On comprend mieux que ces pathologies fassent l’objet d’une « recherche clinique dynamique et encourageante » pour les patients, certes, mais avant tout et surtout pour les super profits qu’engrangent les multinationales de la santé.

A l’inverse, on ne peut que constater le peu de recherches concernant les maladies rares marquées du sceau infâme de la non rentabilité... 

N’étant pas un facteur de croissance du PIB, la lutte contre les maladies rares n’est pas un enjeu national et encore moins une priorité car elle  n’entraîne pas un accroissement de richesses marchandes, richesses permettant à une infime minorité de la population française, très exactement, 65 milliardaires de s’offrir yachts et jets privés, des suites somptuaires à l’année dans les plus grands palaces, pendant que ceux atteints de maladies rares et leurs aidants, souffrent au quotidien de l’indifférence des ultra riches. Une indifférence qui confine au mépris.

L’enrichissement, la possession de biens matériels onéreux, le recours sur une très grande échelle, aux services à la personne (chauffeur, secrétaire particulier, cuisinier…), font partie du code génétique de ceux qui recherchent la respectabilité et les honneurs.

Dans tous les Etats, le pourcentage d’ultra-riches décorés pour service rendus au pays, est considérable, légion d’honneur et autres signes du devoir accompli !  Et pour cause, cette richesse marchande produite par les premiers de corvées, alimente généreusement par l’impôt, les revenus des grands décideurs politiques du sommet de la pyramide étatique : ministres, présidents, sans oublier les hauts fonctionnaires et leur droit au pantouflage. Des revenus qui peuvent atteindre, en comptant les privilèges qui s’y rattachent, des dizaines de milliers d’euros mensuels.  Pour eux, pas d’attente de plusieurs heures aux urgences… Leur situation leur permettant d’être admis à l’hôpital américain de Neuilly ou encore, à celui du Val de grâce réservé aux personnalités.

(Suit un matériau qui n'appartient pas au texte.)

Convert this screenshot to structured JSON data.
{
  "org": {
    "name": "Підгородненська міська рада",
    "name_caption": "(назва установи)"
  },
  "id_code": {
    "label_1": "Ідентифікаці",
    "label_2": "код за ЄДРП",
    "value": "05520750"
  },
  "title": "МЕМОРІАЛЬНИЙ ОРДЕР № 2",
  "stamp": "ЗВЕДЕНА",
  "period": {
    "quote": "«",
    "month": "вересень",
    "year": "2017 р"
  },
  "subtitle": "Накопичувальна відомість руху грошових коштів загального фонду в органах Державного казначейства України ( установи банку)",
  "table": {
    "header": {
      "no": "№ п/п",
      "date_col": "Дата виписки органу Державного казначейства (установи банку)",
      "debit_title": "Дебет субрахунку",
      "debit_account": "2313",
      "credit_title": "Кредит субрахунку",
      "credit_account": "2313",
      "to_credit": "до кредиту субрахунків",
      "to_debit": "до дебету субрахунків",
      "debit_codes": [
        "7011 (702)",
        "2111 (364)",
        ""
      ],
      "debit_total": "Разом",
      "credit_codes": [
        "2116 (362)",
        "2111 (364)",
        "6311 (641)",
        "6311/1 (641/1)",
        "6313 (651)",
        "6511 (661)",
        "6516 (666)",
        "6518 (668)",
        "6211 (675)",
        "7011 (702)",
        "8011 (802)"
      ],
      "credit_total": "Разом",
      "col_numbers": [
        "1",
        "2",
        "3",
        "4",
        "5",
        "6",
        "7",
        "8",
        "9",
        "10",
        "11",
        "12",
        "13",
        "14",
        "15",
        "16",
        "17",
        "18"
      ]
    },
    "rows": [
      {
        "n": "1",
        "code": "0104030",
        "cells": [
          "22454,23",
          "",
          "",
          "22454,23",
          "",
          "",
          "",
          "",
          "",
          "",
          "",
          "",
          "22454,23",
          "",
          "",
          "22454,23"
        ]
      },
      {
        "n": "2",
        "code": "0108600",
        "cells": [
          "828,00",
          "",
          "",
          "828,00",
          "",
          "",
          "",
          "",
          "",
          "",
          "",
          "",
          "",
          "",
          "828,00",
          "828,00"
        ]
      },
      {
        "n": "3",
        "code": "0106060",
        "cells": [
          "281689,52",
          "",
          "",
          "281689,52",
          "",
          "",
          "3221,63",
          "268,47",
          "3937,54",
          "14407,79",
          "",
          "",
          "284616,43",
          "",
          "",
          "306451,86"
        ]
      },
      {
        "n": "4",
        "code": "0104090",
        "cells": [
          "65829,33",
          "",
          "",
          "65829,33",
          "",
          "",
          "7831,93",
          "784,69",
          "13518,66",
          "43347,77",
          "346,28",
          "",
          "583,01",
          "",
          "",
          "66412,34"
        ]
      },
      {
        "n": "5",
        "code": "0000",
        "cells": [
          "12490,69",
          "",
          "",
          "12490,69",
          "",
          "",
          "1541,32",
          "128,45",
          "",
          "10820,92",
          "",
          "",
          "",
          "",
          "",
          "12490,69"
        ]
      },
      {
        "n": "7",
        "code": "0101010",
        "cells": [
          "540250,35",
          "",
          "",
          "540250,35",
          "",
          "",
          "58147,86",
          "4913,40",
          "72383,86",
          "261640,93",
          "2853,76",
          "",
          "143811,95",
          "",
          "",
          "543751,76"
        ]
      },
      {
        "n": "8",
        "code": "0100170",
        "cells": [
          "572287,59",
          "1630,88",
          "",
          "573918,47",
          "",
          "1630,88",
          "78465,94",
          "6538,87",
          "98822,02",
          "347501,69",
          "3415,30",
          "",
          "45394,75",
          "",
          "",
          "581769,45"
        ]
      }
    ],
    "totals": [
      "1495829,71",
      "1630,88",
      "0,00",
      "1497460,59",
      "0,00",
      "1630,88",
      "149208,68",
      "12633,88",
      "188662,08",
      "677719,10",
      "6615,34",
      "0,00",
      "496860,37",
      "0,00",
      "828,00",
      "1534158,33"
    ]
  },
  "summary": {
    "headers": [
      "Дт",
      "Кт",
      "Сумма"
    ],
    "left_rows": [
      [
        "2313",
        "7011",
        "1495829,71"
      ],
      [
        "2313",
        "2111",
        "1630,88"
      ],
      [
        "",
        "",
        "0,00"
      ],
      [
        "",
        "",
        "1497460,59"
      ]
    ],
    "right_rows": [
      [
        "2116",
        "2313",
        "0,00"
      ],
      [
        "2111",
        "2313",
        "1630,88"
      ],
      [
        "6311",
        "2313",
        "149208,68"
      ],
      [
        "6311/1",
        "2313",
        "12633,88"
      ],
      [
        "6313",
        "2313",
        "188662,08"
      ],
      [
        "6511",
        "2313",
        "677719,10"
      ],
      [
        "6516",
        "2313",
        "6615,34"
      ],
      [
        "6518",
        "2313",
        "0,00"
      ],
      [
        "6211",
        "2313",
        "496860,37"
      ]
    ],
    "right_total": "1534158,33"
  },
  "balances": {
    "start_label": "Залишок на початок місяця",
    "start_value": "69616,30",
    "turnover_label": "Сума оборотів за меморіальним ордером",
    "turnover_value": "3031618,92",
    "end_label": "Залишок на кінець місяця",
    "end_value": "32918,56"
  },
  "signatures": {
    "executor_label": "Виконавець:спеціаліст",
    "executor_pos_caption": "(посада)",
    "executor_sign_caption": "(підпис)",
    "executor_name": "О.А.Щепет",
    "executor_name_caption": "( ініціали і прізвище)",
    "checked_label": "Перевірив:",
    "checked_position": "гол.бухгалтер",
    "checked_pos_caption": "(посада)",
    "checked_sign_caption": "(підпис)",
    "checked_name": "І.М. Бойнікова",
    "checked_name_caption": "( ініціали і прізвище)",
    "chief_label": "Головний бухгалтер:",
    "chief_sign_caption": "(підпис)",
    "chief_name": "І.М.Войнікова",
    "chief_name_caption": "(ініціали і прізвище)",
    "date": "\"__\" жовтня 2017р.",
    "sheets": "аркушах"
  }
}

Pour ces gens-là, des pensions de retraites dorées supérieures à 10 000 euros mensuels…Pour eux, pas de syndrome musculo-squelettiques et autres syndromes spécifiques, caractérisant les métiers aux activités répétitives effectuées par ceux qui touchent des pensions misérables.

S’insurger contre le prix des médicaments, comme l’a fait Médecins du Monde, c’est très bien, à la condition d’aller voir ce qui se cache derrière le prix. On y découvrira une fausse marchandise : la connaissance. L’économie de la connaissance, ça n’existe pas !

En effet, la cherté d’un traitement, correspond essentiellement aux coûts liés aux activités tertiaires : recherche, publicité, communication, lobbying. Autant d’activités n’exigeant aucune dépense en termes de ressources planétaires. Aucune dépense, puisque relevant d’activités spécifiques à l’atelier cérébral, domaine privilégié des productions immatérielles non mesurables, à l’inverse des biens physiques !

Les services dits marchands transforment le gratuit en payant. Quand on vend un bien matériel, on ne l'a plus. Quand « on vend » un bien immatériel, « le vendeur » le conserve. En réalité, le bien immatériel a été transmis sans que le transmetteur ne le perde. Bien que complémentaires et indispensables l’une à l’autre, mais sans aucune caractéristique commune, les créations cérébrales et les productions manuelles ne peuvent s’échanger.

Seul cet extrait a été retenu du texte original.